In the last two months alone, according to the Coast Guard, relatives have reported nearly 70 migrants aboard three boats have died or gone missing in the Florida Straits, including those on the boat with Bazan’s family. As recently as Saturday, the Coast Guard suspended a 48-hour search for a boat with at least three migrants aboard.
“In recent months and recent days, we’ve seen a very alarming loss of life,” said U.S. Coast Guard Spokesman Chris O’Neil.
In 2007, the U.S. stopped about 3,200 Cubans at sea, up from about 2,300 the year before. It was the largest number of interdictions since the 1994 rafter crisis in which 37,000 Cubans tried to reach Florida after Castro briefly opened the island’s ports. The numbers had fallen to as low as 391 in 1996, with 394 the following year.
O’Neil attributes the recent increase to a variety of factors, including months of mild weather, high-tech smuggling operations and concern among Cubans over the future of their country without the ailing Castro, who ceded power to his brother last year.
Under U.S. policy, Cubans who reach U.S. land are generally allowed to stay, while those stopped at sea are generally sent back, under the so-called “wet-foot, dry-foot policy.” Without Castro, Cubans could lose their preferential treatment if relations between the two countries improve.
Bazan wasn’t thinking about politics when he left his small village in Mantanzas in 2006.
“I came for everything, for freedom and to drag my family out of miserable poverty,” he said.
He found an apartment in this Miami suburb, got a job unloading packages at a cargo transport company, and sent packages home.
“I would make video tapes every month, playing and telling them stories so that they could see me. I left my little one when he was about six months, and he could pick me out of a photo album,” Bazan said.
Eventually he secured a spot for his family on a boat chartered by a recent fellow Cuban immigrant. Bazan and other relatives of people on that boat said they never paid for the trip, which would be a federal crime. The trip wasn’t expected to take more than a day in clear weather.
Bazan said he didn’t call the Coast Guard for nearly two weeks because he was sure his wife and sons had completed the crossing and were being processed by immigration authorities.
After he finally called, the Coast Guard searched the route the boat was supposed to take but found nothing. A week later, Bazan chartered a small plane for a fruitless aerial search.
O’Neil said it’s unlikely anyone on the boat is alive.

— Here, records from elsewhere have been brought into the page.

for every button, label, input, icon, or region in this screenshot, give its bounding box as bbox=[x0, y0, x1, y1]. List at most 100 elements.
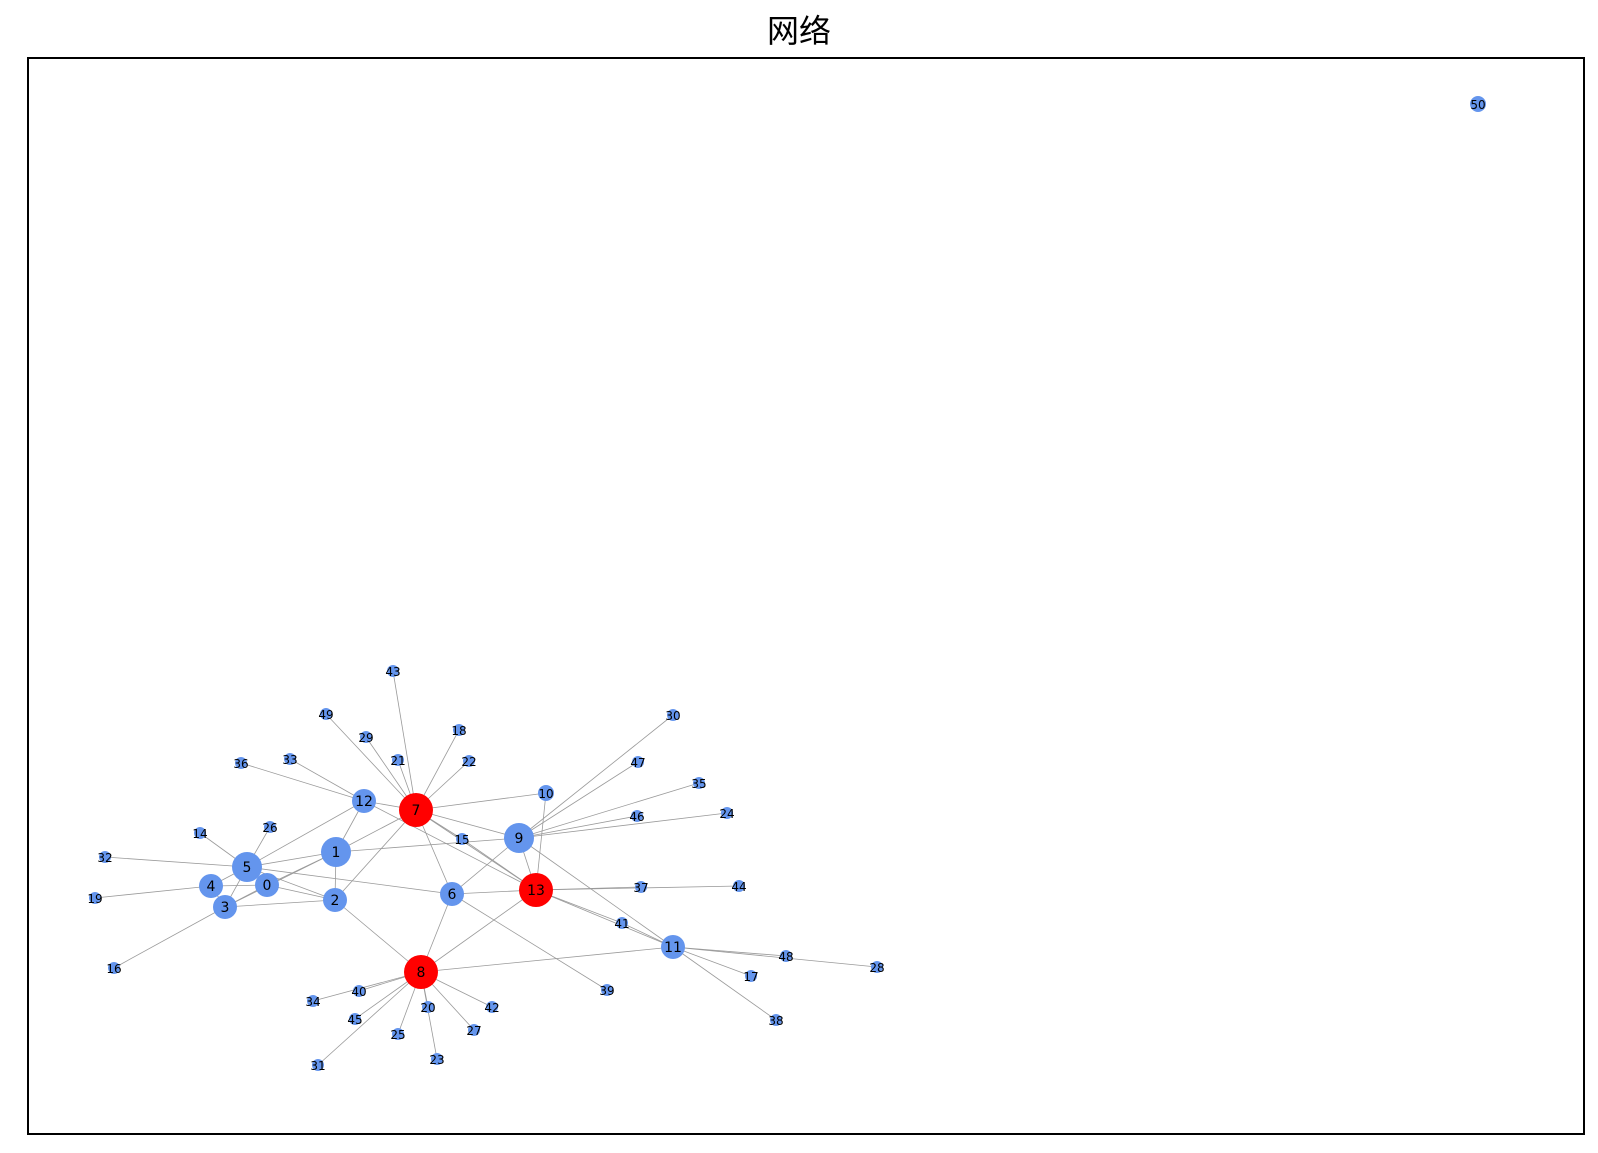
node-circle-9 bbox=[504, 823, 534, 853]
node-24: 24 bbox=[719, 807, 735, 821]
node-circle-39 bbox=[601, 984, 613, 996]
node-circle-50 bbox=[1470, 96, 1486, 112]
node-label-29: 29 bbox=[358, 731, 373, 745]
node-14: 14 bbox=[192, 827, 208, 841]
node-32: 32 bbox=[97, 851, 113, 865]
node-circle-46 bbox=[631, 810, 643, 822]
node-circle-42 bbox=[486, 1001, 498, 1013]
node-42: 42 bbox=[484, 1001, 500, 1015]
edge-11-38 bbox=[672, 946, 777, 1021]
node-46: 46 bbox=[629, 810, 645, 824]
node-circle-19 bbox=[89, 892, 101, 904]
node-label-2: 2 bbox=[331, 893, 340, 909]
node-label-35: 35 bbox=[691, 777, 706, 791]
node-26: 26 bbox=[262, 821, 278, 835]
node-10: 10 bbox=[538, 785, 554, 801]
node-47: 47 bbox=[630, 756, 646, 770]
node-35: 35 bbox=[691, 777, 707, 791]
node-circle-45 bbox=[349, 1013, 361, 1025]
edge-9-47 bbox=[518, 761, 639, 839]
node-label-40: 40 bbox=[351, 985, 366, 999]
node-label-16: 16 bbox=[106, 962, 121, 976]
edge-9-24 bbox=[518, 812, 728, 839]
node-label-0: 0 bbox=[263, 878, 272, 894]
edge-4-19 bbox=[94, 885, 212, 899]
node-label-46: 46 bbox=[629, 810, 644, 824]
edge-9-35 bbox=[518, 782, 700, 839]
node-circle-43 bbox=[387, 665, 399, 677]
node-circle-14 bbox=[194, 827, 206, 839]
node-circle-4 bbox=[199, 874, 223, 898]
node-circle-24 bbox=[721, 807, 733, 819]
node-4: 4 bbox=[199, 874, 223, 898]
edge-5-12 bbox=[246, 800, 365, 868]
node-label-11: 11 bbox=[664, 940, 682, 956]
node-40: 40 bbox=[351, 985, 367, 999]
edge-11-28 bbox=[672, 946, 878, 968]
edge-1-9 bbox=[335, 837, 520, 853]
node-label-49: 49 bbox=[318, 708, 333, 722]
node-49: 49 bbox=[318, 708, 334, 722]
node-13: 13 bbox=[519, 873, 553, 907]
edge-12-36 bbox=[240, 762, 365, 802]
node-12: 12 bbox=[352, 789, 376, 813]
node-label-24: 24 bbox=[719, 807, 734, 821]
node-31: 31 bbox=[310, 1059, 326, 1073]
node-label-3: 3 bbox=[221, 900, 230, 916]
node-circle-8 bbox=[404, 955, 438, 989]
node-circle-35 bbox=[693, 777, 705, 789]
node-circle-44 bbox=[733, 880, 745, 892]
node-circle-1 bbox=[321, 837, 351, 867]
node-9: 9 bbox=[504, 823, 534, 853]
node-45: 45 bbox=[347, 1013, 363, 1027]
node-21: 21 bbox=[390, 754, 406, 768]
node-2: 2 bbox=[323, 888, 347, 912]
chart-title: 网络 bbox=[766, 12, 831, 50]
node-38: 38 bbox=[768, 1014, 784, 1028]
node-circle-27 bbox=[468, 1024, 480, 1036]
node-label-33: 33 bbox=[282, 753, 297, 767]
edge-9-46 bbox=[518, 815, 638, 839]
node-circle-31 bbox=[312, 1059, 324, 1071]
node-50: 50 bbox=[1470, 96, 1486, 112]
node-28: 28 bbox=[869, 961, 885, 975]
node-label-18: 18 bbox=[451, 724, 466, 738]
edge-2-5 bbox=[246, 866, 336, 901]
node-44: 44 bbox=[731, 880, 747, 894]
node-label-42: 42 bbox=[484, 1001, 499, 1015]
node-label-27: 27 bbox=[466, 1024, 481, 1038]
node-label-25: 25 bbox=[390, 1028, 405, 1042]
node-22: 22 bbox=[461, 755, 477, 769]
node-label-45: 45 bbox=[347, 1013, 362, 1027]
node-circle-28 bbox=[871, 961, 883, 973]
node-circle-16 bbox=[108, 962, 120, 974]
node-circle-7 bbox=[399, 793, 433, 827]
edge-9-30 bbox=[518, 714, 674, 839]
node-27: 27 bbox=[466, 1024, 482, 1038]
node-circle-47 bbox=[632, 756, 644, 768]
edge-11-48 bbox=[672, 946, 787, 957]
edge-2-8 bbox=[334, 899, 422, 973]
node-circle-26 bbox=[264, 821, 276, 833]
node-0: 0 bbox=[255, 873, 279, 897]
edge-2-7 bbox=[334, 809, 417, 901]
edge-11-13 bbox=[535, 889, 674, 948]
node-label-10: 10 bbox=[538, 787, 553, 801]
node-label-13: 13 bbox=[527, 883, 545, 899]
node-circle-10 bbox=[538, 785, 554, 801]
node-circle-11 bbox=[661, 935, 685, 959]
node-label-43: 43 bbox=[385, 665, 400, 679]
edge-6-39 bbox=[451, 893, 608, 991]
node-circle-3 bbox=[213, 895, 237, 919]
edge-12-33 bbox=[289, 758, 365, 802]
node-23: 23 bbox=[429, 1053, 445, 1067]
node-label-17: 17 bbox=[743, 970, 758, 984]
node-label-38: 38 bbox=[768, 1014, 783, 1028]
node-17: 17 bbox=[743, 970, 759, 984]
node-33: 33 bbox=[282, 753, 298, 767]
node-circle-32 bbox=[99, 851, 111, 863]
node-label-5: 5 bbox=[243, 860, 252, 876]
node-label-30: 30 bbox=[665, 709, 680, 723]
node-label-19: 19 bbox=[87, 892, 102, 906]
node-circle-6 bbox=[440, 882, 464, 906]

Coast Guard officials say they can’t prevent more drownings without more help from the Cuban-American community.
“We need the community to say ‘This is not acceptable anymore. It’s not acceptable to continue to pay people to subject our relatives, our loved ones and our friends to these dangerous conditions. It’s no longer acceptable to see this loss in life,'” O’Neil said.
Bazan, who was briefly taken to a psychiatric ward after authorities feared he was suicidal, says he is ready to face whatever comes but he couldn’t celebrate the New Year as he had hoped.
“How can I go and eat at a buffet until I know if my family exists or not?” he said. “How can I celebrate anything until I know what happened to them?”